Wednesday, September 30, 2009

The Essentials

The art of reading as of learning is this:
to retain the essential, to forget the non-essential.
—Adolf Hitler, Mein Kampf, p. 14

Few people today would willingly agree with Hitler about anything. But when it comes to educational priorities, what should be taught and what should be cut, many people unwittingly share Hitler’s opinions about essentials and non-essentials.

The film October Sky (1999) portrayed the childhood of Homer Hickam, who grew up to become a scientist for NASA. Based on Hickam’s memoir, it relates his growing fascination with rocketry following the launch of Sputnik. His interest in outer space conflicted with the ideas of many of his educators. Living in a West Virginia town dominated by coal mining, few of his teachers wanted to encourage his “hobby.” The town’s chief industry was the coalmine, he was the son of a miner, and everyone in his position ended up working in the mine. Why should they teach him something he’ll never use? As educators, they only needed to instruct him in the essentials, namely those subjects that would make him a successful miner.

Before Brown v. The Topeka Board of Education the argument for segregation was based in part on similar reasoning. Since people thought African-Americans were congenitally predisposed for manual labor, they reasoned that they be taught in a different manner from Whites. Their education should consist solely of the essentials—practical information necessary for careers as laborers. For millennia, men used the same line of reasoning to give girls substandard educations or to deny them education entirely. Women were nothing more than baby-makers, so knowledge of reading and writing were inessential for them.

Sadly, the predominant educational philosophy in the United States still consists of variants on this argument: education is essentially about the skills necessary for an adult life, in particular job preparation. That’s it. Nothing else. Few people would admit to holding such a belief, but the next time there’s a budget crisis, see what gets cut as inessential. The budget priorities reflect the ideology that education consists primarily of job preparation. Nowadays education is no longer about creating new miners or manual laborers; but creating the next generation of mid-level managers is no less inhumane. It reduces people to their mere stations in life. Education in the United States is rarely about nourishing the individual.

There is an alternative to the reductive view of education. To express it, I want to refer to a biblical passage. The unnamed prostitute who washed Jesus’ feet with her tears and dried them with her hair is traditionally identified as Mary Magdalene. Prostitution was an abject situation, which brought with it a great deal of social disdain—she was just a whore! But Jesus brought her into his inner circle and after the resurrection he appeared first before her. This is a powerful statement. Jesus was saying, in effect, what you do—or did—does not define you. No human being is just something… just a prostitute… just a woman… just a miner… just an African-American… or just an employee. By treating Mary Magdalene as valuable, Jesus acknowledged that all human beings transcend their stations in life. There is an inner essence to people that cannot be constrained to one single socially determined circumstance. Whatever their status, they possess dignity, they have a story, and they hold a perspective that warrants consideration.

This is where the humanities re-enter the discussion.
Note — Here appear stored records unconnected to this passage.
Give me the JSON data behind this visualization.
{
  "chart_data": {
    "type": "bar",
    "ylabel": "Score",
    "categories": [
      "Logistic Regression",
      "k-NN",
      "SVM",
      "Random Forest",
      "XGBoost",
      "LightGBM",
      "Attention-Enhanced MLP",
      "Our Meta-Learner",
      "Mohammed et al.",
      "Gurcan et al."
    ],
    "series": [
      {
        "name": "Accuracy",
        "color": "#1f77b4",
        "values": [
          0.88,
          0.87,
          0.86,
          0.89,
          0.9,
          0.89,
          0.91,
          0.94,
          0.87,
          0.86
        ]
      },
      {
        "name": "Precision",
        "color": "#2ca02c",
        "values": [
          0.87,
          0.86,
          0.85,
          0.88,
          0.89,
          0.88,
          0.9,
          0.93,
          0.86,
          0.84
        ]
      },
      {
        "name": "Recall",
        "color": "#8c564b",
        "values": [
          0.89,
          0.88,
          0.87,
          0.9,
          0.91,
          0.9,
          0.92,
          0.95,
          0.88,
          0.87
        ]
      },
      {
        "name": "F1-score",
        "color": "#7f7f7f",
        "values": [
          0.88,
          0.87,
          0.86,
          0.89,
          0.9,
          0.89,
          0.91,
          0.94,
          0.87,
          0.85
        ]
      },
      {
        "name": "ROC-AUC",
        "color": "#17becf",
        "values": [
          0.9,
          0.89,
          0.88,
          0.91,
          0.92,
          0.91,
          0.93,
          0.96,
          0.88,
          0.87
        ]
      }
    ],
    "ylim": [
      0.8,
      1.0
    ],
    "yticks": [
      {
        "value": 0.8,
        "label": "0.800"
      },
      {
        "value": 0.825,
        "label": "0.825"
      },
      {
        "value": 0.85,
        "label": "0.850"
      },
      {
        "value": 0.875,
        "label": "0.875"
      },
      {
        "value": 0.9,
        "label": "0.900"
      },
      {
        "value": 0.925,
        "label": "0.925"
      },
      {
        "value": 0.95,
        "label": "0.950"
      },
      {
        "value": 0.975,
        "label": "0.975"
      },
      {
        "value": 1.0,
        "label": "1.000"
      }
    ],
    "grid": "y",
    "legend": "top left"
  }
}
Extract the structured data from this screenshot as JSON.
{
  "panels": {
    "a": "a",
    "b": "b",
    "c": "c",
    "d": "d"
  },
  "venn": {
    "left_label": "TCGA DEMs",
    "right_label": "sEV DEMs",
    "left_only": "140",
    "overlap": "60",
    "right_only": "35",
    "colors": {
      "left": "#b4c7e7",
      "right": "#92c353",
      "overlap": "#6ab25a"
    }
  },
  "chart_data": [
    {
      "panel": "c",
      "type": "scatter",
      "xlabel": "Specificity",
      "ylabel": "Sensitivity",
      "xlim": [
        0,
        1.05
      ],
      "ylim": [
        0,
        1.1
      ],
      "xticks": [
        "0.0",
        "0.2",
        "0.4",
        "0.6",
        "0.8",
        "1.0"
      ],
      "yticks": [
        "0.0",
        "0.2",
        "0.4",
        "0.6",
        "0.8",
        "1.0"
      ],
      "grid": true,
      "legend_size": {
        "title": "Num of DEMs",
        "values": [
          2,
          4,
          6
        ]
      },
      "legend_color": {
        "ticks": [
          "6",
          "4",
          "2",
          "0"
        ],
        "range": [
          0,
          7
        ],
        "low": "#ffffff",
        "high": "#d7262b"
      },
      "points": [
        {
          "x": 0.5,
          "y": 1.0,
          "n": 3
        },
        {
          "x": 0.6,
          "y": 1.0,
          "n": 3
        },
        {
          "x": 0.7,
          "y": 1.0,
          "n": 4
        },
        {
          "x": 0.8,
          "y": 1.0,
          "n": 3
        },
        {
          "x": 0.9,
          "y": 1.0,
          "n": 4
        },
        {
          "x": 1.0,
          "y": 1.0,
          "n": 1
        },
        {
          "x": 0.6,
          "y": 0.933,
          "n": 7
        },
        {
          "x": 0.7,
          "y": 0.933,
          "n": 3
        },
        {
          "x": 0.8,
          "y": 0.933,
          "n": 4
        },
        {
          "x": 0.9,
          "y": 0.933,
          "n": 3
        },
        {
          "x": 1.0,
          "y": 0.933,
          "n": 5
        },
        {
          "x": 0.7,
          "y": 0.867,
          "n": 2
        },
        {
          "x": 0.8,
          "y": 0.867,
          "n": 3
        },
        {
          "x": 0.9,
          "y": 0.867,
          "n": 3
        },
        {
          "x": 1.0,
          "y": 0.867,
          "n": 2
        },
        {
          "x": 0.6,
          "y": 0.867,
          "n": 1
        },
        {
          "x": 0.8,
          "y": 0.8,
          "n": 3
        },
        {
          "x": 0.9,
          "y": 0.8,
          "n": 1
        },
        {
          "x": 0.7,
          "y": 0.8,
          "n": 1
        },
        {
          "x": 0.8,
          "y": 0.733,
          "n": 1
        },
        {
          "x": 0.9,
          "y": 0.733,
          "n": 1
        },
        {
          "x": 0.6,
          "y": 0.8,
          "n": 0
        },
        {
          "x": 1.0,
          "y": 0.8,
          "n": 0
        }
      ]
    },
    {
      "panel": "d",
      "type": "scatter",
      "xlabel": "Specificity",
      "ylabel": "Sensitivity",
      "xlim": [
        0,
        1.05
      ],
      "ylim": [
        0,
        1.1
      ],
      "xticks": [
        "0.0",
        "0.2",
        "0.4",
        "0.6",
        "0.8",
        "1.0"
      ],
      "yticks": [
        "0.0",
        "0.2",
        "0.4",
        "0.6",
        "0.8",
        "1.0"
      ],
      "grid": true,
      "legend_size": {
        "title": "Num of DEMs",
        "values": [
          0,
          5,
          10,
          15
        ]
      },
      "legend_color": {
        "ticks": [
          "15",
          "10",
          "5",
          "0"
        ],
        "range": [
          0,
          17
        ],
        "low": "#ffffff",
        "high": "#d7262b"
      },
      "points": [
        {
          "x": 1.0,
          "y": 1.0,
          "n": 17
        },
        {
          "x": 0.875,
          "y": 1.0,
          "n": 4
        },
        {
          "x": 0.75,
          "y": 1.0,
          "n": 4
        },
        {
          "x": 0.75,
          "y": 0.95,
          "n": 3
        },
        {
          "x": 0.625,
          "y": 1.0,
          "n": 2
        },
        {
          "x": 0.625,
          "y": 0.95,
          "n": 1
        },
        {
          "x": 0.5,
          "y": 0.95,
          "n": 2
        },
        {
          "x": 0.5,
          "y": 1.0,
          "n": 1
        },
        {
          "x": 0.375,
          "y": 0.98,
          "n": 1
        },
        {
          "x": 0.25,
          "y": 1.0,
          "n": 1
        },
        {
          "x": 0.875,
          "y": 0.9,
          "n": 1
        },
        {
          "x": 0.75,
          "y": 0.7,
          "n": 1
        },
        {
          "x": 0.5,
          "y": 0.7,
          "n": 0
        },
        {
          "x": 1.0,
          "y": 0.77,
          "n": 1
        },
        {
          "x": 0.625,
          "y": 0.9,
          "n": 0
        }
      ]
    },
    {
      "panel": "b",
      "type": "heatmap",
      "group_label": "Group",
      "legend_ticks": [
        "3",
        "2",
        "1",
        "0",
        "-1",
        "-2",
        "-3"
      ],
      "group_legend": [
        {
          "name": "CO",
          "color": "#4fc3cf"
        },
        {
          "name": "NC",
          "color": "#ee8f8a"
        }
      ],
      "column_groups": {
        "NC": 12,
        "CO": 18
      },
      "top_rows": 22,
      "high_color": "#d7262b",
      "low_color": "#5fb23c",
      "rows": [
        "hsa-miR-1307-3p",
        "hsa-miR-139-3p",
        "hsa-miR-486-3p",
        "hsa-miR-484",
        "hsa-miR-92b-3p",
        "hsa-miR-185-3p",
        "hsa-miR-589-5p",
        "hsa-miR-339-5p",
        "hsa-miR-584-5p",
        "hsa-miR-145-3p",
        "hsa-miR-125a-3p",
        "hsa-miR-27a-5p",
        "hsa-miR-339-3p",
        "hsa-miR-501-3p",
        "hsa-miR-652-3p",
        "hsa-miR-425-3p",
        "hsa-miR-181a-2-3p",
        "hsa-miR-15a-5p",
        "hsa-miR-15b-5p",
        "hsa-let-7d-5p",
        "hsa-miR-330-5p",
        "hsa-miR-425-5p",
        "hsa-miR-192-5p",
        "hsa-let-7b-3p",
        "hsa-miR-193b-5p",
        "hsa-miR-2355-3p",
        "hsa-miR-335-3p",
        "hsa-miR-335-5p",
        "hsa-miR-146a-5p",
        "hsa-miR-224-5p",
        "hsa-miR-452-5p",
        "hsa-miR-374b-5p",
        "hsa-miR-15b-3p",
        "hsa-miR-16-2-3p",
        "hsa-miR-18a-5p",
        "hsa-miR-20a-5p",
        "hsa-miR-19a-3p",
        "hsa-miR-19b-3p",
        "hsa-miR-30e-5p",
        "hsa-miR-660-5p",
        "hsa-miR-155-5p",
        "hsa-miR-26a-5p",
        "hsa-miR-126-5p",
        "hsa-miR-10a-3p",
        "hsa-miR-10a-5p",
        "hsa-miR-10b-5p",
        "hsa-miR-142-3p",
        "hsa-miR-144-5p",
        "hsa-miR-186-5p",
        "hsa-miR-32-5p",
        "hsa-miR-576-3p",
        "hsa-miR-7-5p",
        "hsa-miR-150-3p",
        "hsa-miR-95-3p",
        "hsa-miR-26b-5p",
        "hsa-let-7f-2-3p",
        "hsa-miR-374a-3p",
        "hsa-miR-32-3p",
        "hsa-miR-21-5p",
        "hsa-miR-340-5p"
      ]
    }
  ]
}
No one would argue against teaching the basics. But they are considered basics for a reason. Education is about developing the whole person, not simply her or his eventual job title. To do so, it must pose deep questions. It needs to reveal the great ideas of world culture, and transmit the joys of the aesthetic experiences of art and music. It also must challenge comfortable assumptions of life and the world, and thus demonstrate to the students that there are other possibilities to the social order and predominant teachings around them. Education should treat its students as individuals, and give flight to their souls.